Commentary by Tom Nash.
SSI benefits were designed for people who are “subject to great inequities and considerable red tape inherent in the present system,” Nixon said at the signing of the 1972 legislation.
Although the program was intended to provide a better financial footing for struggling families, the “great inequities” and “considerable red tape” Nixon spoke about still exist.
This year, the program will serve nearly 8 million beneficiaries with a maximum benefit of $914 per month for an individual. This adds up to less than $11,000 annually, which is below the current federal poverty level of $13,590 a year. Married couples don’t fare any better. In 2023, SSI will pay them an annual benefit of $16,452, which is nearly $2,000 less than the federal poverty level.
Middle and upper-class households often have savings accounts and other investments they can access in lean times, but to qualify for SSI benefits, recipients are strictly limited in the resources they can accumulate.
The Social Security Administration (SSA) defines a resource as, “money as well as something that you own and can turn into cash. Examples of resources are property, stocks, bonds, and bank accounts.”
To be eligible, individuals must have $2,000 or less in savings and other resources which can be converted to cash. The resource limit is $3,000 for couples. Exemptions are granted for one’s primary residence, a car, essential household goods like furniture, appliances, TVs and computers, and personal effects like jewelry, clothing, pets, and educational materials.
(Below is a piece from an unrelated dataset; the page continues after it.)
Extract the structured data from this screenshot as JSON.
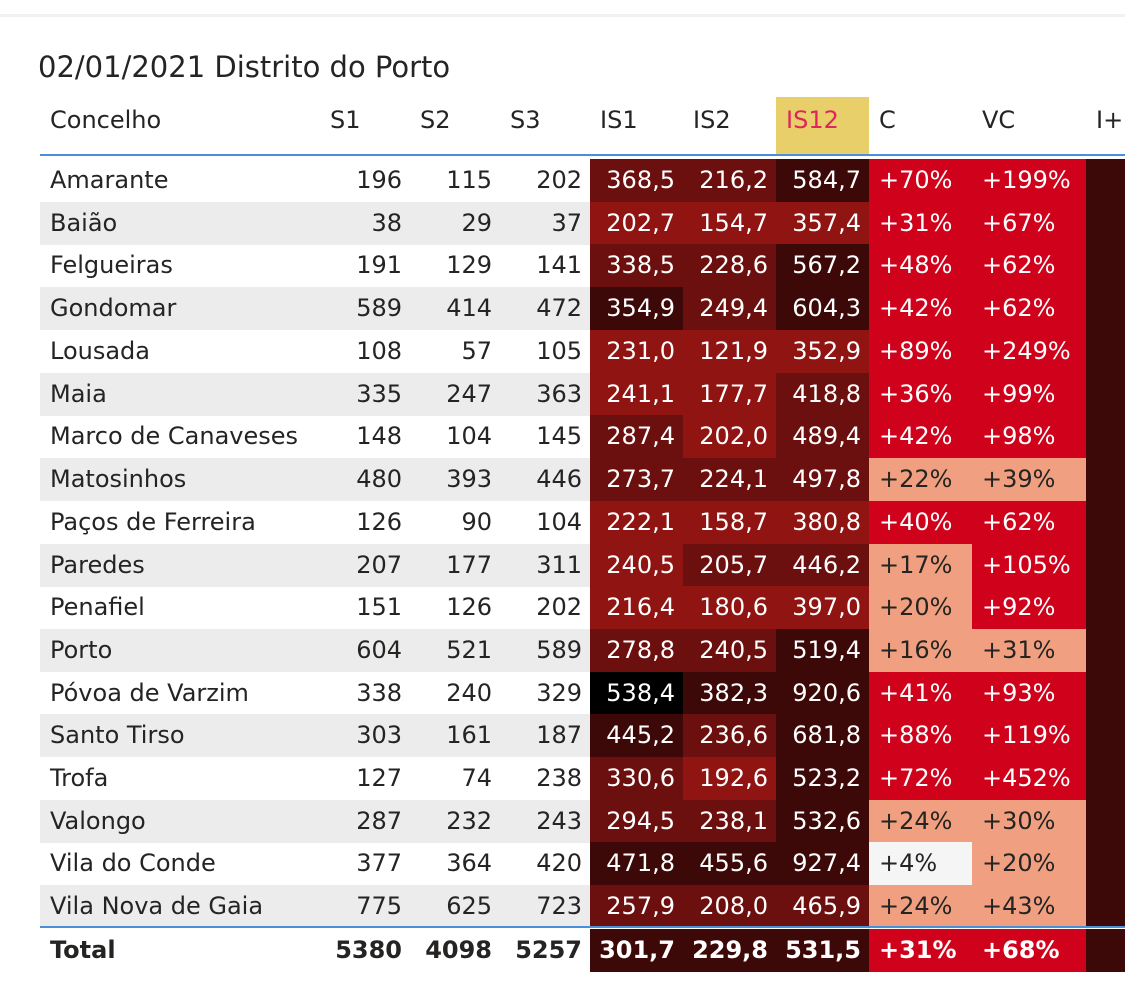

At first glance, these rules may seem reasonable. But in reality, the asset limits are arbitrarily low and keep people boxed into poverty where any semblance of financial independence is out of reach.
The cap was last reset to $2,000 in 1984—nearly 40 years ago!
Two thousand dollars then was a more reasonable amount, but today that barely covers the basic expenses of living like rent, food, and utilities.
According to the Bureau of Labor Statistics’ consumer price index, today’s prices are nearly three times as high as average prices in 1984. So you can see why SSI families struggle when an emergency pops up. Even something as simple as an unanticipated car repair can turn into a financial crisis.
Under the current restrictive limits, individuals on SSI are often forced to turn down job opportunities. Even a very modest paycheck risks pushing them over the tiny resource limit and can trigger a loss of their SSI and Medicaid benefits.
The time has come to raise the asset limits. As attorneys for low-income Americans, we say it is long past overdue. Some Washington lawmakers agree. They are leading a bipartisan push to update the asset limits.
A bill—the SSI Savings Penalty Elimination Act is making its way through Congress and seeks to raise the asset limits to $10,000 for individuals and $20,000 for couples. The bill would also index asset limits to inflation, so SSI will not have to play catch up after another 40 years.
Tens of thousands of recipients lose their benefits because they unintentionally exceed the asset limits. We must stop micromanaging SSI recipients—not only for their benefit, but for our benefit as taxpayers as well.
SSI has only one-eighth of the number of recipients as the rest of Social Security but it costs nearly the same amount to administer. The high administration costs are due in large part to the resource testing the SSI program requires.
Right now, the Savings Penalty Elimination Act appears to be stuck in Congress’ Committee on Finance. Our lawmakers in Washington should seize the opportunity to improve the lives of millions of Americans by moving this bipartisan bill forward.
Revising woefully outdated SSI requirements is a critical first step in building financial security for SSI recipients. It is the sensible and decent thing to do.